Building a Giant Meta-Clock Made of Smaller Clocks

Building a Giant Meta-Clock Made of Smaller Clocks

Have any last-minute projects you finished just before the end of the decade? To help pass the time, [Erich Styger] decided to build a meta digital clock made up of 24 individual analog clocks, the perfect item to help welcome in the new year. The stepper clock is controlled by a network of LPC microcontrollers, displaying the time and room temperature, as well as several aesthetically pleasing loading animations.


Each clock operates from a 5 V USB power bank drawing less than 2 A for the full 24-clock setup. The meta-clock resides in a laser cut enclosure, with 3D printed hands telling the time. While having one board per clock would be easier to implement, [Erich] decided to use one board per four clocks arranged in rows to save on costs. The arrangement fixes the distance between clocks, though [Erich] also made the clock size slightly smaller to compensate.

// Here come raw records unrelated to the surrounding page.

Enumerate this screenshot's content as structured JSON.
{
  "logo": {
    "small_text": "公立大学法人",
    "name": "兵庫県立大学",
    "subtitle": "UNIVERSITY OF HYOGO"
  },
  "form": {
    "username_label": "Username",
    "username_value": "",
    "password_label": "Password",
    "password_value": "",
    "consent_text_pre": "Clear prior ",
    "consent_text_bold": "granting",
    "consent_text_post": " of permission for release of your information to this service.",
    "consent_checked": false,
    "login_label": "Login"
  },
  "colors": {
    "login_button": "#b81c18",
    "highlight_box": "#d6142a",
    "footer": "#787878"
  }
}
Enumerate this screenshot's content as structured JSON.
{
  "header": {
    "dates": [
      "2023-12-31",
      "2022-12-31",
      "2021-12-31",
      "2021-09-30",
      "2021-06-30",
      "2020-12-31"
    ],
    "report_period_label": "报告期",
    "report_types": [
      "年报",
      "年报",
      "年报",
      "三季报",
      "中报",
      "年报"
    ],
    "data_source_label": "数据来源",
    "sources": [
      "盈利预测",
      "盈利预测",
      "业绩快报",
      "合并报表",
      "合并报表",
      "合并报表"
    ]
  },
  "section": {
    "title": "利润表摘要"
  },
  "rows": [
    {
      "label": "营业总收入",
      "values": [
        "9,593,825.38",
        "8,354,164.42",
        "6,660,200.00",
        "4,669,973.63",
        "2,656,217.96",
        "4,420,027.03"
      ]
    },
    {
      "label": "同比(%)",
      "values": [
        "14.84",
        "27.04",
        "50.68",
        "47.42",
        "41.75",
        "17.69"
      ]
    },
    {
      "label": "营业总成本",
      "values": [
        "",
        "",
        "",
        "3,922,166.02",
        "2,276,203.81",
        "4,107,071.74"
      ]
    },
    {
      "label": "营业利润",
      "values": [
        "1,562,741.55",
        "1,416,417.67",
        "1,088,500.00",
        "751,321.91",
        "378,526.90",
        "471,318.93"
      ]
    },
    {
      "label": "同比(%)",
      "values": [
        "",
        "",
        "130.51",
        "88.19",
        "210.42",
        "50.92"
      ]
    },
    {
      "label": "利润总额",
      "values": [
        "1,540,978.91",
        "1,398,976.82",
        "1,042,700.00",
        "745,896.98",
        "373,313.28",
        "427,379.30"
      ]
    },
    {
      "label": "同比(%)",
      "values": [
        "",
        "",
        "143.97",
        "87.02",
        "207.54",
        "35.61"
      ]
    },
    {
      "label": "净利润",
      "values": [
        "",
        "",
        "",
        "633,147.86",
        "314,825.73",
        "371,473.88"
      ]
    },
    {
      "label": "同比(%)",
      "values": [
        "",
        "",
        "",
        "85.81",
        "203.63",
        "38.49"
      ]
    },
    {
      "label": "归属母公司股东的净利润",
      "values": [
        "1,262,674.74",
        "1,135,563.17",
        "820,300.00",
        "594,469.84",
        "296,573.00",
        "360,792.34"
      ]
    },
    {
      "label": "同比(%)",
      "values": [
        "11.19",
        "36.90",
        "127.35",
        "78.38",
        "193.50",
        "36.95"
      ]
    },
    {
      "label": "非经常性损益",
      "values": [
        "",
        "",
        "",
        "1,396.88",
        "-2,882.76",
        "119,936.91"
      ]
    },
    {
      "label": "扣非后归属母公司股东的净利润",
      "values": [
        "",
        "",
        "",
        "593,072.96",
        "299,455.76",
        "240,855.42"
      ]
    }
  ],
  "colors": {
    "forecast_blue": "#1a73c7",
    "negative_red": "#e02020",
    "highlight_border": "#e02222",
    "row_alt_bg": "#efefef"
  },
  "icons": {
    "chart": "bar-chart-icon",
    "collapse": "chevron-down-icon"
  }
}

The ‘stepper’ part of the stepper clock uses a 360 degree version of the VID28 stepper motor to reduce the height of the design and the cost of the project. Apart from the X12.017 driver silently driving the motors, the stepper motors also conveniently only need a ‘direction’ and ‘step’ pin, reducing the pin count needed for the microcontroller. Neodymium magnets and hall effect sensors are used for tracking the position of the hands as the clocks move, with the magnets embedded into the clock hands.


As for communication, rather than use the common I2C protocol, the more robust RS-485 was selected. A master coordinates all of the clocks using the bus, providing a command line interface. The master is also able to communicate with the host PC over USB to maintain RTC time.